3.2 The rules, procedures, and contracts governing the agreement should be clear, understandable, and
consistent with relevant laws and regulations. They should be readily available as appropriate for all
parties with a legitimate interest.
3.3 The rules, procedures, and contracts governing the agreement should be complete, valid, and enforceable
in all relevant jurisdictions. There should be a high degree of certainty that actions taken under such rules
and procedures will not be stayed, voided, or reversed.
3.4 The agreement should be consistent with the applicable regulatory frameworks.
3.5 In cross-border interoperable systems, risks arising from any potential conflicts of laws across jurisdictions
should be identified and mitigated.
49. Payments processed via interoperable systems may be subject to higher legal risks, compared with those
processed in a single system. Conflicts may arise if it is not clear which are the specific laws, regulations, rules,
or procedures applicable to payments processed via interoperable systems. In exceptional circumstances (e.g.,
the default of a participant in one of the systems), uncertainties or conflicts could arise if the rules governing
interoperability do not clearly specify the procedures to be followed.

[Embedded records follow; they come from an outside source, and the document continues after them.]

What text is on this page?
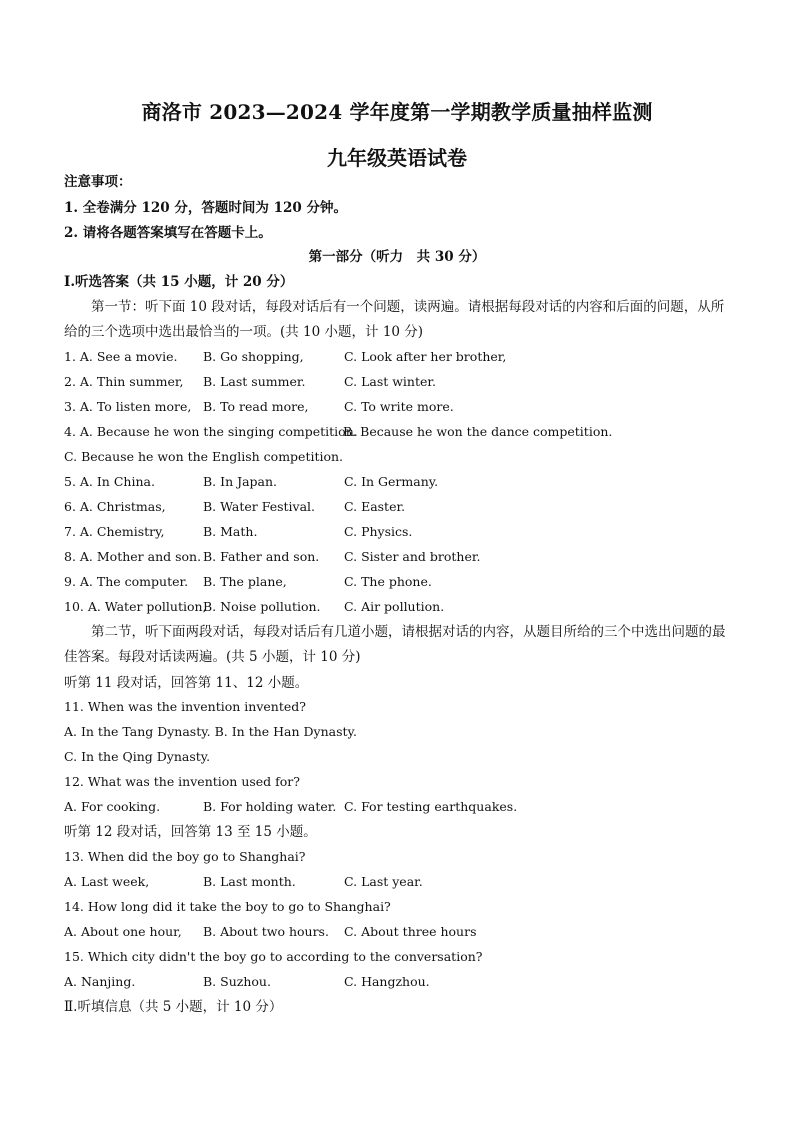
商洛市 2023—2024 学年度第一学期教学质量抽样监测
九年级英语试卷
注意事项：
1. 全卷满分 120 分，答题时间为 120 分钟。
2. 请将各题答案填写在答题卡上。
第一部分（听力　共 30 分）
Ⅰ.听选答案（共 15 小题，计 20 分）
第一节：听下面 10 段对话，每段对话后有一个问题，读两遍。请根据每段对话的内容和后面的问题，从所给的三个选项中选出最恰当的一项。(共 10 小题，计 10 分)
1. A. See a movie. B. Go shopping,	C. Look after her brother,
2. A. Thin summer, B. Last summer.	C. Last winter.
3. A. To listen more, B. To read more,	C. To write more.
4. A. Because he won the singing competition.
B. Because he won the dance competition.
C. Because he won the English competition.
5. A. In China.	B. In Japan.	C. In Germany.
6. A. Christmas,	B. Water Festival. C. Easter.
7. A. Chemistry,	B. Math.	C. Physics.
8. A. Mother and son. B. Father and son. C. Sister and brother.
9. A. The computer. B. The plane,	C. The phone.
10. A. Water pollution,
B. Noise pollution. C. Air pollution.
第二节，听下面两段对话，每段对话后有几道小题，请根据对话的内容，从题目所给的三个中选出问题的最佳答案。每段对话读两遍。(共 5 小题，计 10 分)
听第 11 段对话，回答第 11、12 小题。
11. When was the invention invented?
A. In the Tang Dynasty. B. In the Han Dynasty.
C. In the Qing Dynasty.
12. What was the invention used for?
A. For cooking.	B. For holding water. C. For testing earthquakes.
听第 12 段对话，回答第 13 至 15 小题。
13. When did the boy go to Shanghai?
A. Last week,	B. Last month.	C. Last year.
14. How long did it take the boy to go to Shanghai?
A. About one hour, B. About two hours. C. About three hours
15. Which city didn't the boy go to according to the conversation?
A. Nanjing.	B. Suzhou.	C. Hangzhou.
Ⅱ.听填信息（共 5 小题，计 10 分）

50. Conflicts may also arise when the legal basis, in particular the contracts, do not clearly define the rights
and obligations of the RPEs participating in an interoperability agreement. Conflicts can stem from differences
in laws and regulations defining rights and obligations, finality, and irrevocability, and settlement finality. In
order to safeguard the protection of customers’ assets, RPEs should determine appropriate liability regimes
to minimize the potential loss for their customers. Legal risks should also be mitigated in case interoperability
involves a settlement agent that temporarily holds the funds transferred between one RPE and another in a
transitional account.
OPERATIONAL RISK
Principle 4: RPEs participating in an interoperability agreement should carefully assess the operational risks
related to the interoperability.
Key issues:
4.1 The scope of information security policy of RPEs that participate in interoperable systems should cover
all aspects relating to interoperability.
4.2 Operational arrangements for interoperability should be agreed to by the RPEs and communicated to all
relevant parties.
4.3 RPEs should ensure that their risk management capacity is sufficiently scalable and reliable in order for
them to comply with the operational requirements of interoperability both at the current and projected
peak volumes of activity and to achieve the agreed service level objectives.
4.4 Interoperability should be appropriately tested and monitored, and incidents should be logged and
followed up. RPEs participating in interoperable systems and all parties involved should agree on business
continuity plans that preserve interoperability under even extreme adverse circumstances.